Unfortunately I think a lot of people don’t think a website is really a good one if it’s not designed well, no matter how good the underlying structure is. It’s like early Guided By Voices stuff… great band, but the lo-fi sound got in the way of people’s ears who couldn’t get past the sound quality enough to hear the song.
This is beautiful. However, I don’t personally think blogs need to look great. They need to be readable. They were about content last I checked.
And for everything else there is; arc90 readability.
[...] Bruce – http://www.brucelawson.co.uk/2010/dear-bruce-your-site-is-ugly-sort-it-out/ [...]
Like Chris Heilmann (yay!) and Andreas, I read your blog from Google Reader so I don’t really care about the design
Though it’s a sad thing I missed this bunny for so many months. It has a lovely pancake (or is a pie?).
Longfellow -
- Be still sad heart and cease repining;
Behind the clouds the sun is shining,
Thy fate is the common fate of all,
Into each life a little rain must fall,
Some days must be dark and dreary.
Golden! Lots of laughs to start my day. I’ll bookmark this post for days where either I think I’m the suckiest designer. Bruce, you are my hero!
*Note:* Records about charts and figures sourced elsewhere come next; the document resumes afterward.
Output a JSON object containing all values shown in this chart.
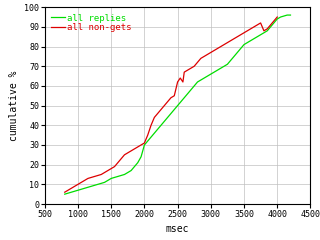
{
  "title": "",
  "xlabel": "msec",
  "ylabel": "cumulative %",
  "xlim": [
    500,
    4500
  ],
  "ylim": [
    0,
    100
  ],
  "xticks": [
    500,
    1000,
    1500,
    2000,
    2500,
    3000,
    3500,
    4000,
    4500
  ],
  "yticks": [
    0,
    10,
    20,
    30,
    40,
    50,
    60,
    70,
    80,
    90,
    100
  ],
  "bg_color": "#ffffff",
  "grid_color": "#c0c0c0",
  "legend": [
    {
      "label": "all replies",
      "color": "#00dd00"
    },
    {
      "label": "all non-gets",
      "color": "#dd0000"
    }
  ],
  "green_x": [
    800,
    850,
    900,
    950,
    1000,
    1050,
    1100,
    1150,
    1200,
    1250,
    1300,
    1350,
    1400,
    1450,
    1500,
    1550,
    1600,
    1650,
    1700,
    1750,
    1800,
    1850,
    1900,
    1950,
    2000,
    2050,
    2100,
    2150,
    2200,
    2250,
    2300,
    2350,
    2400,
    2450,
    2500,
    2550,
    2600,
    2650,
    2700,
    2750,
    2800,
    2850,
    2900,
    2950,
    3000,
    3050,
    3100,
    3150,
    3200,
    3250,
    3300,
    3350,
    3400,
    3450,
    3500,
    3550,
    3600,
    3650,
    3700,
    3750,
    3800,
    3850,
    3900,
    3950,
    4000,
    4050,
    4100,
    4150,
    4200
  ],
  "green_y": [
    5,
    5.5,
    6,
    6.5,
    7,
    7.5,
    8,
    8.5,
    9,
    9.5,
    10,
    10.5,
    11,
    12,
    13,
    13.5,
    14,
    14.5,
    15,
    16,
    17,
    19,
    21,
    24,
    30,
    32,
    34,
    36,
    38,
    40,
    42,
    44,
    46,
    48,
    50,
    52,
    54,
    56,
    58,
    60,
    62,
    63,
    64,
    65,
    66,
    67,
    68,
    69,
    70,
    71,
    73,
    75,
    77,
    79,
    81,
    82,
    83,
    84,
    85,
    86,
    87,
    88,
    90,
    92,
    94,
    95,
    95.5,
    96,
    96
  ],
  "red_x": [
    800,
    850,
    900,
    950,
    1000,
    1050,
    1100,
    1150,
    1200,
    1250,
    1300,
    1350,
    1400,
    1450,
    1500,
    1550,
    1600,
    1650,
    1700,
    1750,
    1800,
    1850,
    1900,
    1950,
    2000,
    2050,
    2100,
    2150,
    2200,
    2250,
    2300,
    2350,
    2400,
    2450,
    2500,
    2520,
    2540,
    2560,
    2580,
    2600,
    2650,
    2700,
    2750,
    2800,
    2850,
    2900,
    2950,
    3000,
    3050,
    3100,
    3150,
    3200,
    3250,
    3300,
    3350,
    3400,
    3450,
    3500,
    3550,
    3600,
    3650,
    3700,
    3750,
    3800,
    3850,
    3900,
    3950,
    4000
  ],
  "red_y": [
    6,
    7,
    8,
    9,
    10,
    11,
    12,
    13,
    13.5,
    14,
    14.5,
    15,
    16,
    17,
    18,
    19,
    21,
    23,
    25,
    26,
    27,
    28,
    29,
    30,
    31,
    35,
    40,
    44,
    46,
    48,
    50,
    52,
    54,
    55,
    62,
    63,
    64,
    63,
    62,
    67,
    68,
    69,
    70,
    72,
    74,
    75,
    76,
    77,
    78,
    79,
    80,
    81,
    82,
    83,
    84,
    85,
    86,
    87,
    88,
    89,
    90,
    91,
    92,
    88,
    89,
    91,
    93,
    95
  ],
  "tick_fontsize": 6,
  "label_fontsize": 7,
  "legend_fontsize": 6.5
}
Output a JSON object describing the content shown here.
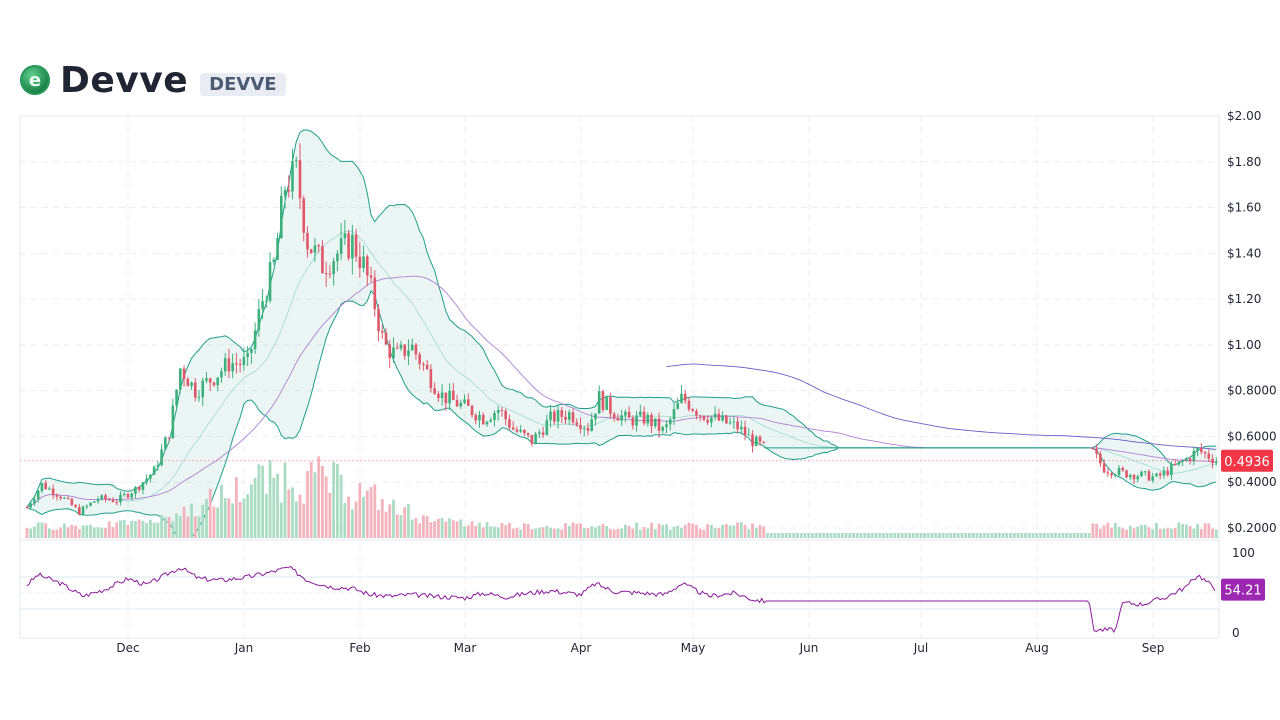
{
  "header": {
    "name": "Devve",
    "symbol": "DEVVE",
    "logo_letter": "e",
    "logo_icon": "devve-coin-icon"
  },
  "colors": {
    "up": "#3bb07a",
    "down": "#e0576a",
    "band": "#1f9e8a",
    "ma_long": "#6c5fc7",
    "ma_mid": "#b07fd6",
    "rsi": "#8b1a9b",
    "price_badge": "#f23645",
    "rsi_badge": "#9c27b0"
  },
  "chart_data": {
    "type": "candlestick",
    "title": "",
    "currency": "USD",
    "y_ticks": [
      "$2.00",
      "$1.80",
      "$1.60",
      "$1.40",
      "$1.20",
      "$1.00",
      "$0.8000",
      "$0.6000",
      "$0.4000",
      "$0.2000"
    ],
    "ylim": [
      0.2,
      2.0
    ],
    "x_ticks": [
      "Dec",
      "Jan",
      "Feb",
      "Mar",
      "Apr",
      "May",
      "Jun",
      "Jul",
      "Aug",
      "Sep"
    ],
    "last_price": "0.4936",
    "price_points": [
      [
        "Nov 05",
        0.29
      ],
      [
        "Nov 09",
        0.39
      ],
      [
        "Nov 14",
        0.34
      ],
      [
        "Nov 19",
        0.27
      ],
      [
        "Nov 24",
        0.33
      ],
      [
        "Nov 29",
        0.32
      ],
      [
        "Dec 03",
        0.37
      ],
      [
        "Dec 08",
        0.45
      ],
      [
        "Dec 12",
        0.62
      ],
      [
        "Dec 15",
        0.9
      ],
      [
        "Dec 19",
        0.8
      ],
      [
        "Dec 24",
        0.86
      ],
      [
        "Dec 28",
        0.92
      ],
      [
        "Jan 02",
        0.92
      ],
      [
        "Jan 06",
        1.2
      ],
      [
        "Jan 09",
        1.35
      ],
      [
        "Jan 12",
        1.7
      ],
      [
        "Jan 15",
        1.75
      ],
      [
        "Jan 18",
        1.45
      ],
      [
        "Jan 22",
        1.35
      ],
      [
        "Jan 26",
        1.4
      ],
      [
        "Jan 30",
        1.45
      ],
      [
        "Feb 02",
        1.35
      ],
      [
        "Feb 05",
        1.2
      ],
      [
        "Feb 08",
        1.0
      ],
      [
        "Feb 12",
        0.95
      ],
      [
        "Feb 16",
        1.0
      ],
      [
        "Feb 20",
        0.9
      ],
      [
        "Feb 25",
        0.78
      ],
      [
        "Mar 02",
        0.72
      ],
      [
        "Mar 06",
        0.68
      ],
      [
        "Mar 10",
        0.72
      ],
      [
        "Mar 14",
        0.63
      ],
      [
        "Mar 19",
        0.58
      ],
      [
        "Mar 24",
        0.68
      ],
      [
        "Mar 29",
        0.7
      ],
      [
        "Apr 03",
        0.64
      ],
      [
        "Apr 06",
        0.77
      ],
      [
        "Apr 09",
        0.72
      ],
      [
        "Apr 14",
        0.67
      ],
      [
        "Apr 19",
        0.68
      ],
      [
        "Apr 24",
        0.62
      ],
      [
        "Apr 29",
        0.77
      ],
      [
        "May 03",
        0.7
      ],
      [
        "May 08",
        0.67
      ],
      [
        "May 13",
        0.64
      ],
      [
        "May 17",
        0.58
      ],
      [
        "May 20",
        0.55
      ],
      [
        "Aug 15",
        0.55
      ],
      [
        "Aug 19",
        0.46
      ],
      [
        "Aug 24",
        0.44
      ],
      [
        "Aug 29",
        0.43
      ],
      [
        "Sep 02",
        0.42
      ],
      [
        "Sep 06",
        0.46
      ],
      [
        "Sep 10",
        0.5
      ],
      [
        "Sep 13",
        0.54
      ],
      [
        "Sep 18",
        0.4936
      ]
    ],
    "indicators": [
      "Bollinger Bands",
      "Moving Average",
      "Volume",
      "RSI"
    ],
    "volume_peak_date": "Jan 15",
    "rsi": {
      "y_ticks": [
        "100",
        "0"
      ],
      "ylim": [
        0,
        100
      ],
      "upper_level": 70,
      "lower_level": 30,
      "last": "54.21",
      "points": [
        [
          "Nov 05",
          60
        ],
        [
          "Nov 08",
          73
        ],
        [
          "Nov 14",
          62
        ],
        [
          "Nov 20",
          46
        ],
        [
          "Nov 26",
          55
        ],
        [
          "Dec 01",
          68
        ],
        [
          "Dec 06",
          60
        ],
        [
          "Dec 12",
          75
        ],
        [
          "Dec 15",
          82
        ],
        [
          "Dec 20",
          68
        ],
        [
          "Dec 26",
          66
        ],
        [
          "Jan 02",
          70
        ],
        [
          "Jan 08",
          76
        ],
        [
          "Jan 13",
          82
        ],
        [
          "Jan 18",
          66
        ],
        [
          "Jan 24",
          58
        ],
        [
          "Jan 30",
          56
        ],
        [
          "Feb 04",
          48
        ],
        [
          "Feb 10",
          46
        ],
        [
          "Feb 16",
          48
        ],
        [
          "Feb 22",
          46
        ],
        [
          "Mar 01",
          44
        ],
        [
          "Mar 06",
          50
        ],
        [
          "Mar 12",
          45
        ],
        [
          "Mar 18",
          50
        ],
        [
          "Mar 24",
          53
        ],
        [
          "Apr 01",
          48
        ],
        [
          "Apr 05",
          62
        ],
        [
          "Apr 10",
          52
        ],
        [
          "Apr 18",
          50
        ],
        [
          "Apr 24",
          48
        ],
        [
          "Apr 29",
          62
        ],
        [
          "May 05",
          46
        ],
        [
          "May 12",
          50
        ],
        [
          "May 17",
          42
        ],
        [
          "May 20",
          40
        ],
        [
          "Aug 15",
          40
        ],
        [
          "Aug 16",
          4
        ],
        [
          "Aug 22",
          4
        ],
        [
          "Aug 24",
          38
        ],
        [
          "Aug 29",
          36
        ],
        [
          "Sep 04",
          44
        ],
        [
          "Sep 10",
          58
        ],
        [
          "Sep 13",
          73
        ],
        [
          "Sep 18",
          54.21
        ]
      ]
    }
  }
}
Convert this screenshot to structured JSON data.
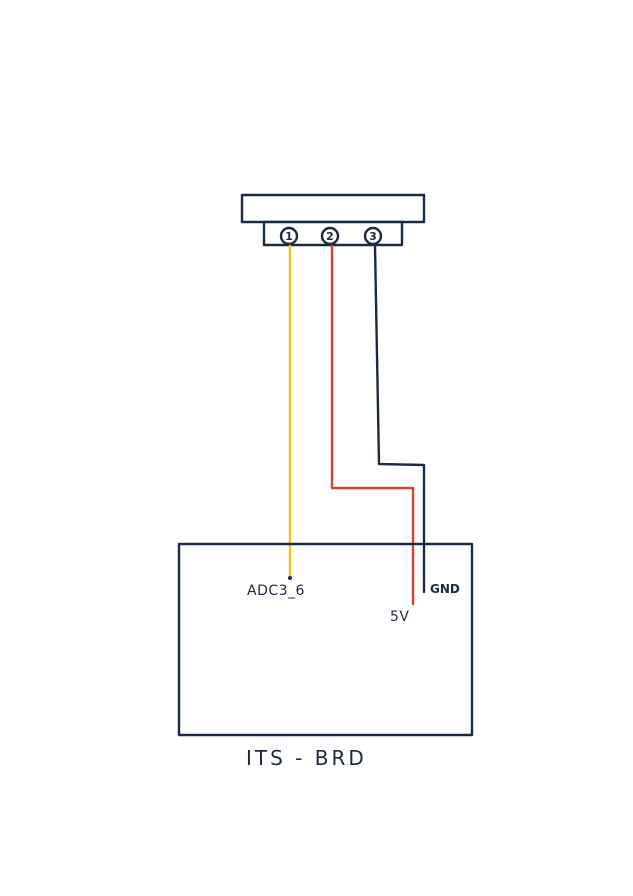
{
  "connector": {
    "pins": [
      "1",
      "2",
      "3"
    ]
  },
  "wires": [
    {
      "pin": "1",
      "color": "#f2c21a",
      "target": "ADC3_6"
    },
    {
      "pin": "2",
      "color": "#d9432f",
      "target": "5V"
    },
    {
      "pin": "3",
      "color": "#1b2a44",
      "target": "GND"
    }
  ],
  "board": {
    "name": "ITS - BRD",
    "labels": {
      "adc": "ADC3_6",
      "vcc": "5V",
      "gnd": "GND"
    }
  },
  "colors": {
    "ink": "#1b2a44",
    "yellow_wire": "#f2c21a",
    "red_wire": "#d9432f",
    "background": "#ffffff"
  }
}
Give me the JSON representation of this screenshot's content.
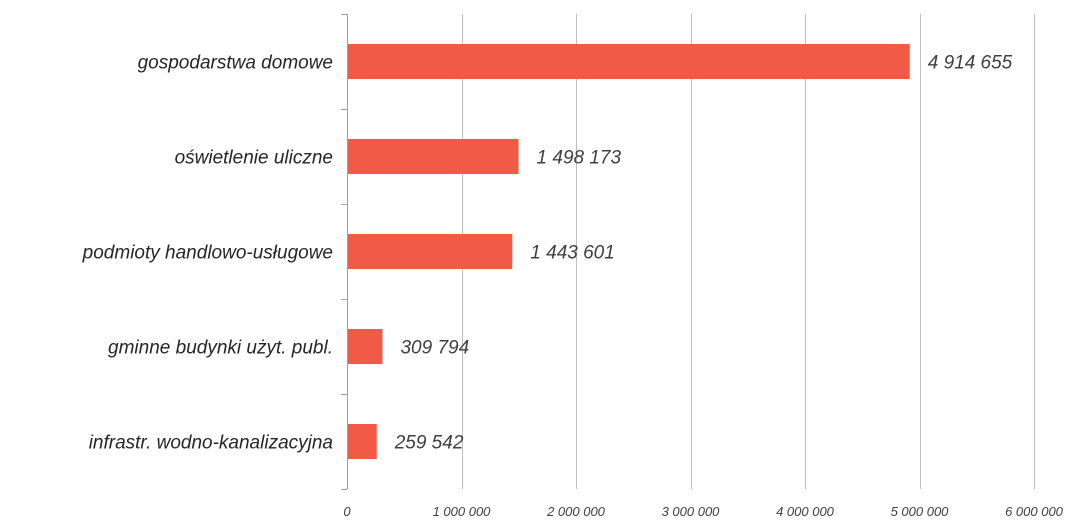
{
  "chart_data": {
    "type": "bar",
    "orientation": "horizontal",
    "categories": [
      "gospodarstwa domowe",
      "oświetlenie uliczne",
      "podmioty handlowo-usługowe",
      "gminne budynki użyt. publ.",
      "infrastr. wodno-kanalizacyjna"
    ],
    "values": [
      4914655,
      1498173,
      1443601,
      309794,
      259542
    ],
    "value_labels": [
      "4 914 655",
      "1 498 173",
      "1 443 601",
      "309 794",
      "259 542"
    ],
    "xlim": [
      0,
      6000000
    ],
    "x_ticks": [
      0,
      1000000,
      2000000,
      3000000,
      4000000,
      5000000,
      6000000
    ],
    "x_tick_labels": [
      "0",
      "1 000 000",
      "2 000 000",
      "3 000 000",
      "4 000 000",
      "5 000 000",
      "6 000 000"
    ],
    "title": "",
    "xlabel": "",
    "ylabel": "",
    "grid": true,
    "legend": "none",
    "colors": {
      "bar": "#f05a46",
      "grid": "#bfbfbf",
      "axis": "#9f9f9f"
    }
  }
}
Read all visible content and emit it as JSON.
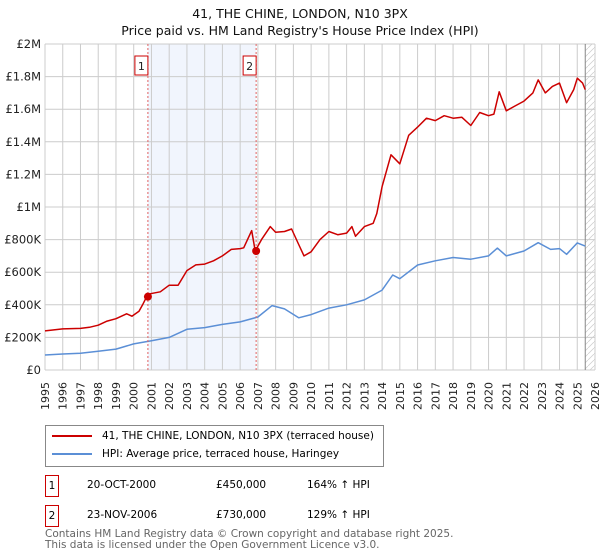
{
  "title_line1": "41, THE CHINE, LONDON, N10 3PX",
  "title_line2": "Price paid vs. HM Land Registry's House Price Index (HPI)",
  "chart_data": {
    "type": "line",
    "title": "41, THE CHINE, LONDON, N10 3PX — Price paid vs. HM Land Registry's House Price Index (HPI)",
    "xlim": [
      1995,
      2026
    ],
    "ylim": [
      0,
      2000000
    ],
    "x_ticks": [
      "1995",
      "1996",
      "1997",
      "1998",
      "1999",
      "2000",
      "2001",
      "2002",
      "2003",
      "2004",
      "2005",
      "2006",
      "2007",
      "2008",
      "2009",
      "2010",
      "2011",
      "2012",
      "2013",
      "2014",
      "2015",
      "2016",
      "2017",
      "2018",
      "2019",
      "2020",
      "2021",
      "2022",
      "2023",
      "2024",
      "2025",
      "2026"
    ],
    "y_ticks": [
      {
        "v": 0,
        "label": "£0"
      },
      {
        "v": 200000,
        "label": "£200K"
      },
      {
        "v": 400000,
        "label": "£400K"
      },
      {
        "v": 600000,
        "label": "£600K"
      },
      {
        "v": 800000,
        "label": "£800K"
      },
      {
        "v": 1000000,
        "label": "£1M"
      },
      {
        "v": 1200000,
        "label": "£1.2M"
      },
      {
        "v": 1400000,
        "label": "£1.4M"
      },
      {
        "v": 1600000,
        "label": "£1.6M"
      },
      {
        "v": 1800000,
        "label": "£1.8M"
      },
      {
        "v": 2000000,
        "label": "£2M"
      }
    ],
    "grid": true,
    "shaded_range": [
      2000.8,
      2006.9
    ],
    "hatched_from": 2025.45,
    "series": [
      {
        "name": "41, THE CHINE, LONDON, N10 3PX (terraced house)",
        "color": "#cc0000",
        "x": [
          1995,
          1996,
          1997,
          1997.5,
          1998,
          1998.5,
          1999,
          1999.6,
          1999.9,
          2000.3,
          2000.5,
          2000.8,
          2001.5,
          2002,
          2002.5,
          2003,
          2003.5,
          2004,
          2004.5,
          2005,
          2005.5,
          2006,
          2006.2,
          2006.65,
          2006.85,
          2007.2,
          2007.7,
          2008,
          2008.5,
          2008.9,
          2009.3,
          2009.6,
          2010,
          2010.5,
          2011,
          2011.5,
          2012,
          2012.3,
          2012.5,
          2013,
          2013.5,
          2013.7,
          2014,
          2014.5,
          2015,
          2015.5,
          2016,
          2016.5,
          2017,
          2017.5,
          2018,
          2018.5,
          2019,
          2019.5,
          2020,
          2020.3,
          2020.6,
          2021,
          2021.5,
          2022,
          2022.5,
          2022.8,
          2023.2,
          2023.6,
          2024,
          2024.4,
          2024.8,
          2025,
          2025.3,
          2025.45
        ],
        "y": [
          240000,
          252000,
          255000,
          262000,
          275000,
          300000,
          315000,
          345000,
          330000,
          360000,
          400000,
          465000,
          480000,
          520000,
          520000,
          610000,
          645000,
          650000,
          670000,
          700000,
          740000,
          745000,
          750000,
          855000,
          730000,
          800000,
          880000,
          845000,
          850000,
          865000,
          770000,
          700000,
          725000,
          800000,
          850000,
          830000,
          840000,
          880000,
          820000,
          880000,
          900000,
          960000,
          1125000,
          1320000,
          1265000,
          1440000,
          1490000,
          1545000,
          1530000,
          1560000,
          1545000,
          1550000,
          1500000,
          1580000,
          1560000,
          1570000,
          1707000,
          1590000,
          1620000,
          1650000,
          1700000,
          1780000,
          1700000,
          1740000,
          1760000,
          1640000,
          1720000,
          1790000,
          1760000,
          1720000
        ]
      },
      {
        "name": "HPI: Average price, terraced house, Haringey",
        "color": "#5b8fd6",
        "x": [
          1995,
          1996,
          1997,
          1998,
          1999,
          2000,
          2001,
          2002,
          2003,
          2004,
          2005,
          2006,
          2007,
          2007.8,
          2008.5,
          2009.3,
          2010,
          2011,
          2012,
          2013,
          2014,
          2014.6,
          2015,
          2016,
          2017,
          2018,
          2019,
          2020,
          2020.5,
          2021,
          2022,
          2022.8,
          2023.5,
          2024,
          2024.4,
          2025,
          2025.45
        ],
        "y": [
          92000,
          98000,
          103000,
          115000,
          128000,
          160000,
          180000,
          200000,
          250000,
          260000,
          280000,
          295000,
          325000,
          395000,
          375000,
          320000,
          340000,
          380000,
          400000,
          430000,
          490000,
          583000,
          560000,
          644000,
          670000,
          690000,
          680000,
          700000,
          748000,
          700000,
          730000,
          781000,
          740000,
          745000,
          710000,
          780000,
          760000
        ]
      }
    ],
    "sales": [
      {
        "id": "1",
        "x": 2000.8,
        "y": 450000
      },
      {
        "id": "2",
        "x": 2006.9,
        "y": 730000
      }
    ]
  },
  "legend": {
    "red_label": "41, THE CHINE, LONDON, N10 3PX (terraced house)",
    "blue_label": "HPI: Average price, terraced house, Haringey"
  },
  "sales_table": [
    {
      "num": "1",
      "date": "20-OCT-2000",
      "price": "£450,000",
      "hpi": "164% ↑ HPI"
    },
    {
      "num": "2",
      "date": "23-NOV-2006",
      "price": "£730,000",
      "hpi": "129% ↑ HPI"
    }
  ],
  "footer": {
    "line1": "Contains HM Land Registry data © Crown copyright and database right 2025.",
    "line2": "This data is licensed under the Open Government Licence v3.0."
  }
}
Nix “either”. Apparently, I can’t write.
I thought the “ugly” design is some sort of punk this-site-has-to-look-like-this design. if you didn’t confess to not being good at design, I’d have thought you’re a brilliant designer. shows what i know about design
totally with you on this, content is killer and you’ve certainly got that nailed.
you could (and i certainly do) obsess over the aesthetics but why bother, you do what you do well and you have a great following as a result of that.
…plus i like the design, kind of looks like a ransom note to the W3C
I’d never really thought about it. But now that I have, if it were mine, I’d do a few nips and tucks and call it a day. Because design is about purpose, meaning, and function in addition to aesthetics…and aesthetics are subjective.
But, then, I’m told I’m a bad designer. Since that’s what I want to be, I suppose I’ll keep trying.
(My blog doesn’t even have a custom design … I’m just using a template.)
Today is the first time I’ve seen your site (your talk introducing HTML5 2years ago led me here). I also thought it looked a bit bare and boring, but hearing your explanation it totally makes sense. It’s perfectly coded and it’s exactly what you want, so who’s to argue with that?
I think the fact that you’ve added border-radius makes up for almost any other “flaw”. There are some compression artifacts in your extortion-type though, but that may be you saving on hosting costs?